Figure 1. The comparison of the structures of methanobactin produced by Methylosinus trichosporium OB3b (mb-OB3b) and the alternative metal binding peptides amb1 and amb2. Presented structures represent the neutral charged state of each molecule. (a) Structure of mb-OB3b with the sequence 1-(N-[enethiol-(5-oxo-2-(3-methylbutanoyl)oxazol-(Z)-4-ylidene)methyl]-Gly1–Ser2–Cys3–Tyr4)-pyrrolidin-2-yl-(enethiol-[5-oxo-oxazol-(Z)-4-ylidene]methyl)–Ser5–Cys6–Met7 showing the 2N2S enethiol-oxazolone binding sites (shaded in red), the pyrrolidine allowing the tight turn (shaded in blue), the N-terminal methylbutanol (shaded in green), and the tyrosine residue (shaded in yellow). (strong) Structure of acetyl–His1–Cys2–Gly3–Pro4–His5–Cys6, (amb1) showing the 2N2S of the His and Cys substituent groups (shaded in red) substituted for enethiol-oxazolones, the proline (shaded in blue) substituted for the pyrrolidine, the acetyl group (shaded in green)blocking the N-terminal mimicking the methylbutanol group of mb-OB3b. (c) Structure of acetyl–His1–Cys2–Tyr3–Pro4–His5–Cys6, (amb2) the His and Cys substituent groups (shaded in red), the proline (shaded in blue), the acetyl group (shaded in green), and the tyrosine residue (shaded in yellow). The amb peptides are polyprotic systems and include a carboxyl group at the C-terminal, two His imidazole groups, two Cys thiol groups, and Tyr phenol group with pKas of 2.0, 6.0, 8.4 and 11.0, respectively, based on the pKas of the amino acids. These polyprotic sites result in ambs predominantly forming positive charged ions at pH < 6.0 and negative charged ions at pH > 6.0.
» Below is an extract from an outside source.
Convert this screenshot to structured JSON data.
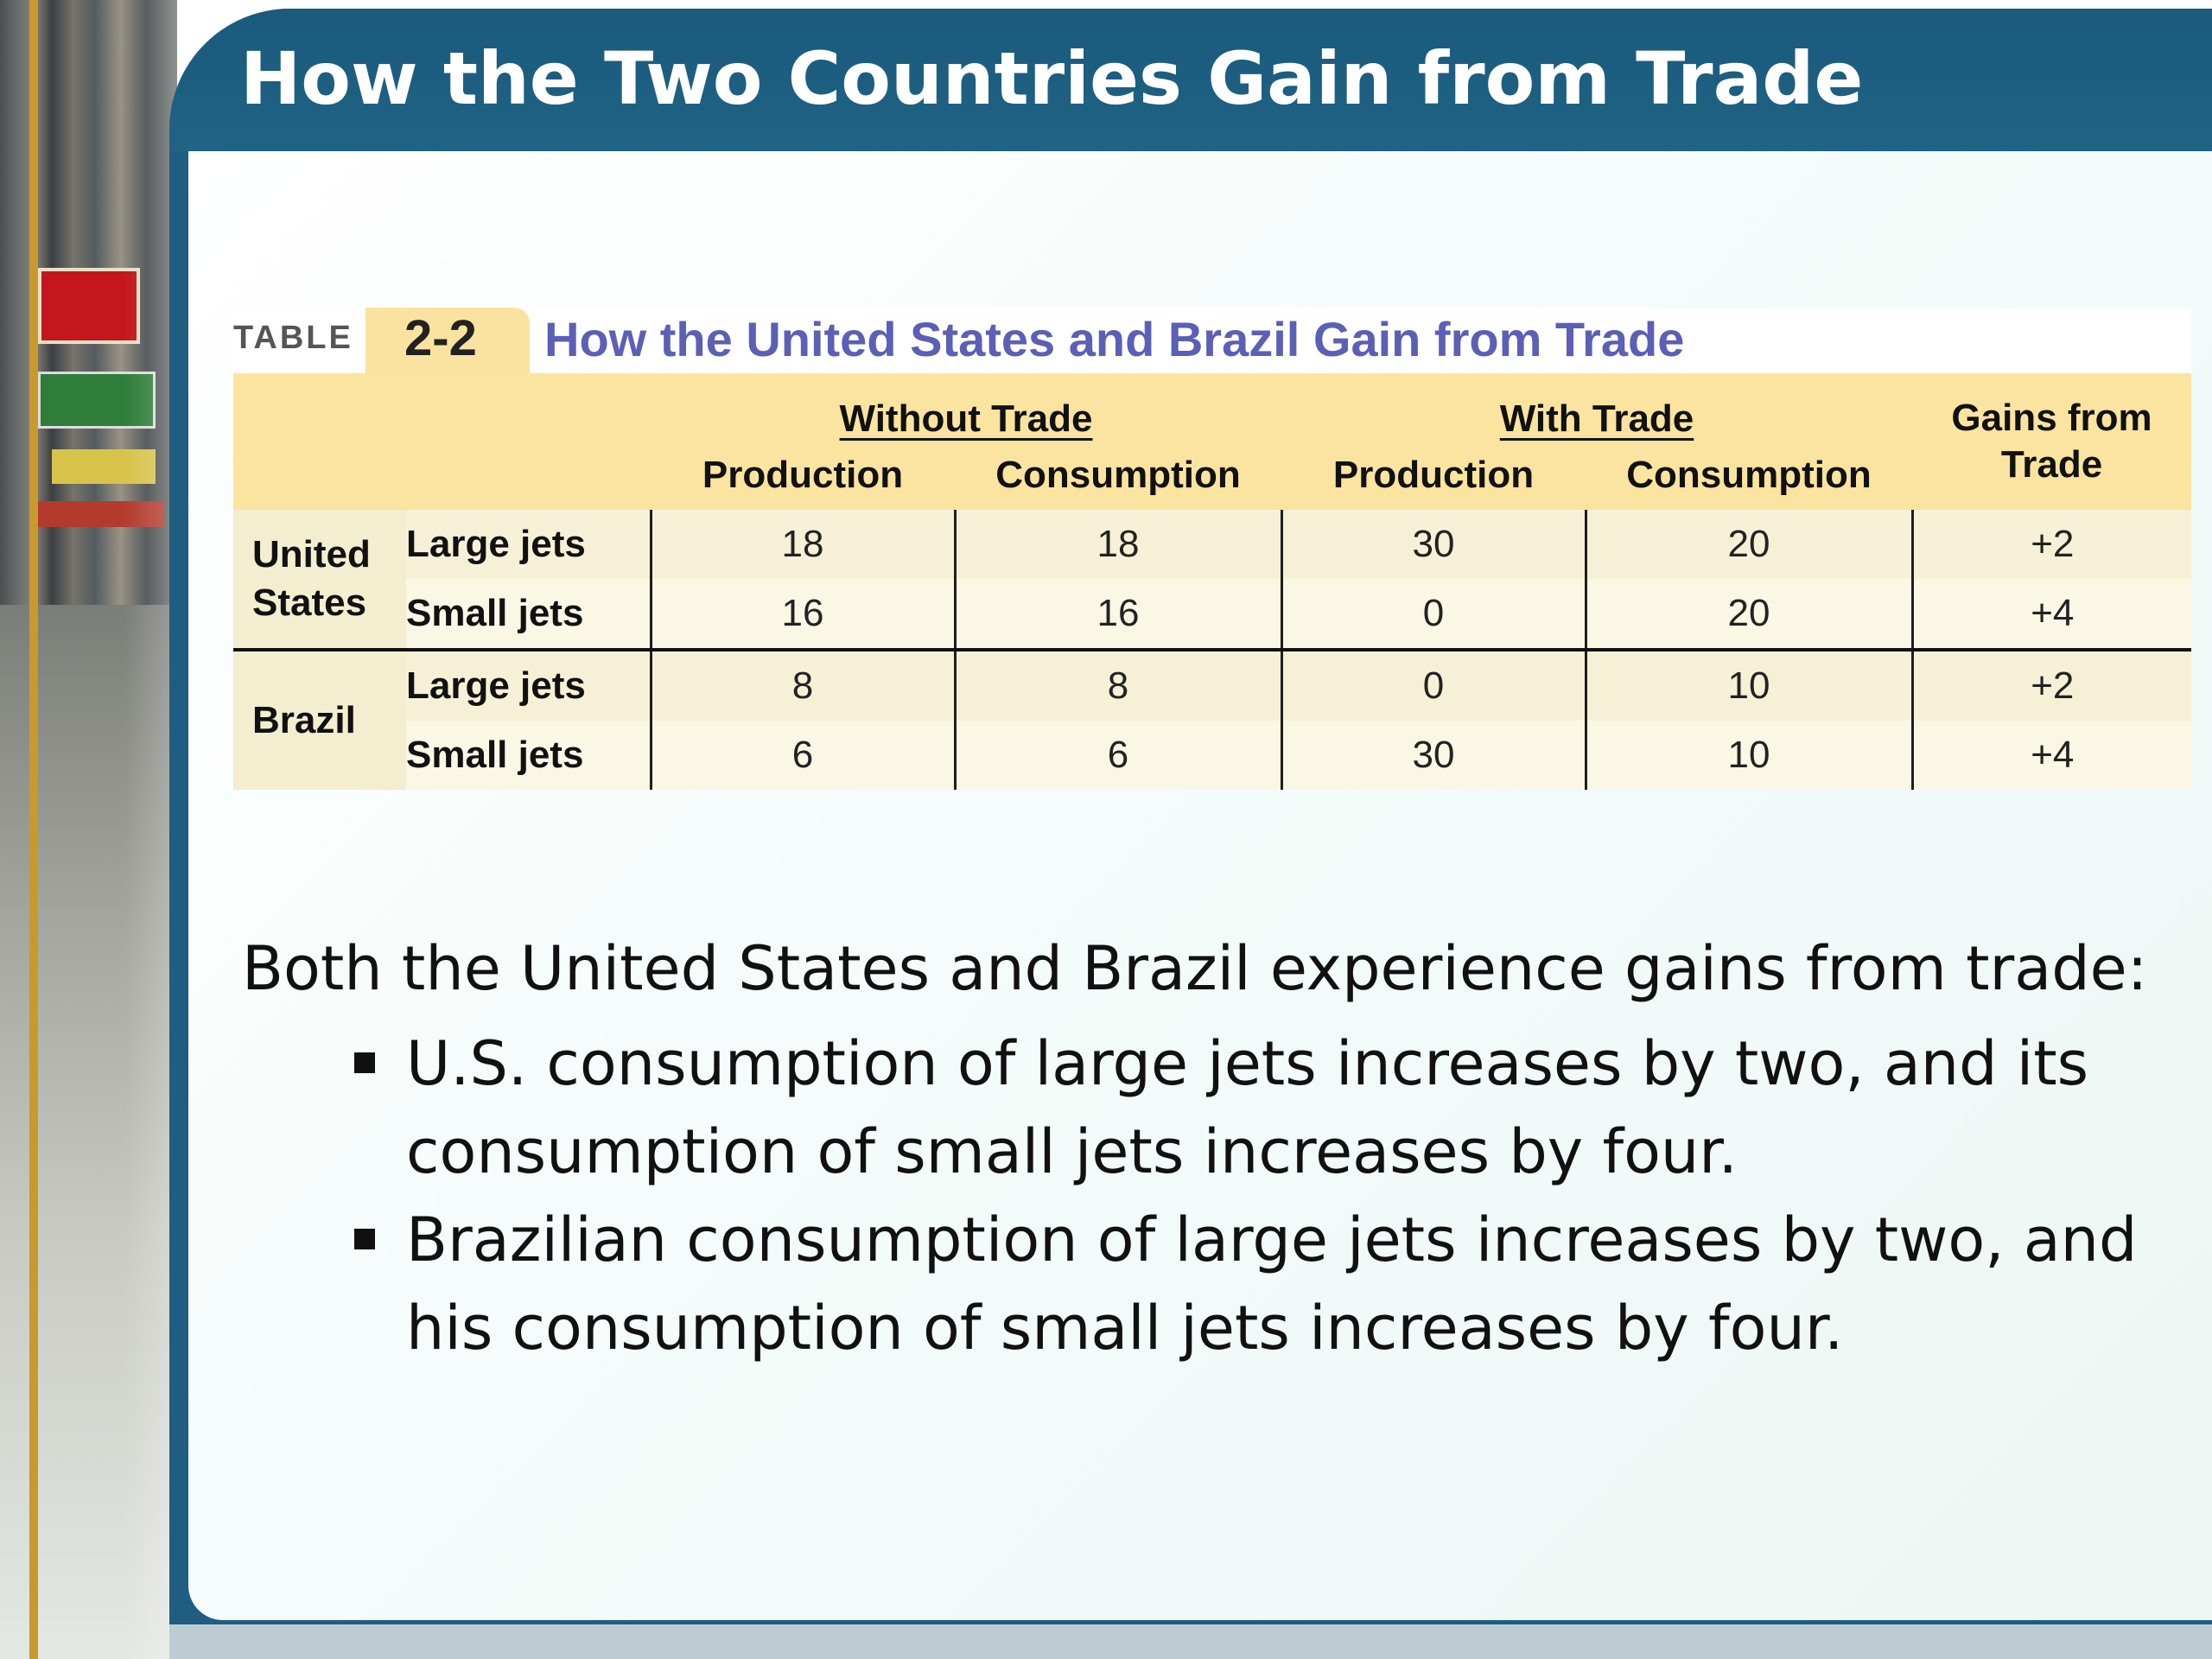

C. Research Activities: Methanobactins (mbs) are a class of small molecules with high copper(I) binding affinity. They are secreted by methane-oxidizing bacteria, known as methanotrophs, and their structural variations are known to affect their metal-binding affinities. Our research uses our expertise in instrumental analyses to achieve 3 objectives: (1) design and synthesize copper-binding peptides based on 2His-2Cys coordination sites and the mb-OB3b peptide from Methylosinus trichosporium OB3b; (2) conduct a series of gas-phase, solution-phase, and in silico-phase studies of ambs and mb-OB3b to elucidate the interrelationship between metal ion selectivity, redox activity, oligomerization and structural functionality; and (3) develop new ion mobility - mass spectrometry (IM-MS) methods for studying the solution-phase reactions of molecules of biological importance.
The team focuses on:
D. Research Development: The research develops IM-MS-based techniques for studying solution-phase peptide redox activity and selectivity toward copper(I/II) or zinc(II). The research contributes to fundamental knowledge on which sequence properties, substituent groups, and binding sites are favorable for copper(I/II) or zinc(II) binding and the accompanying redox and oligomerization reactions. The research also advances current knowledge of IM-MS and fluorescence spectroscopic techniques for analyzing solution-phase chemistry.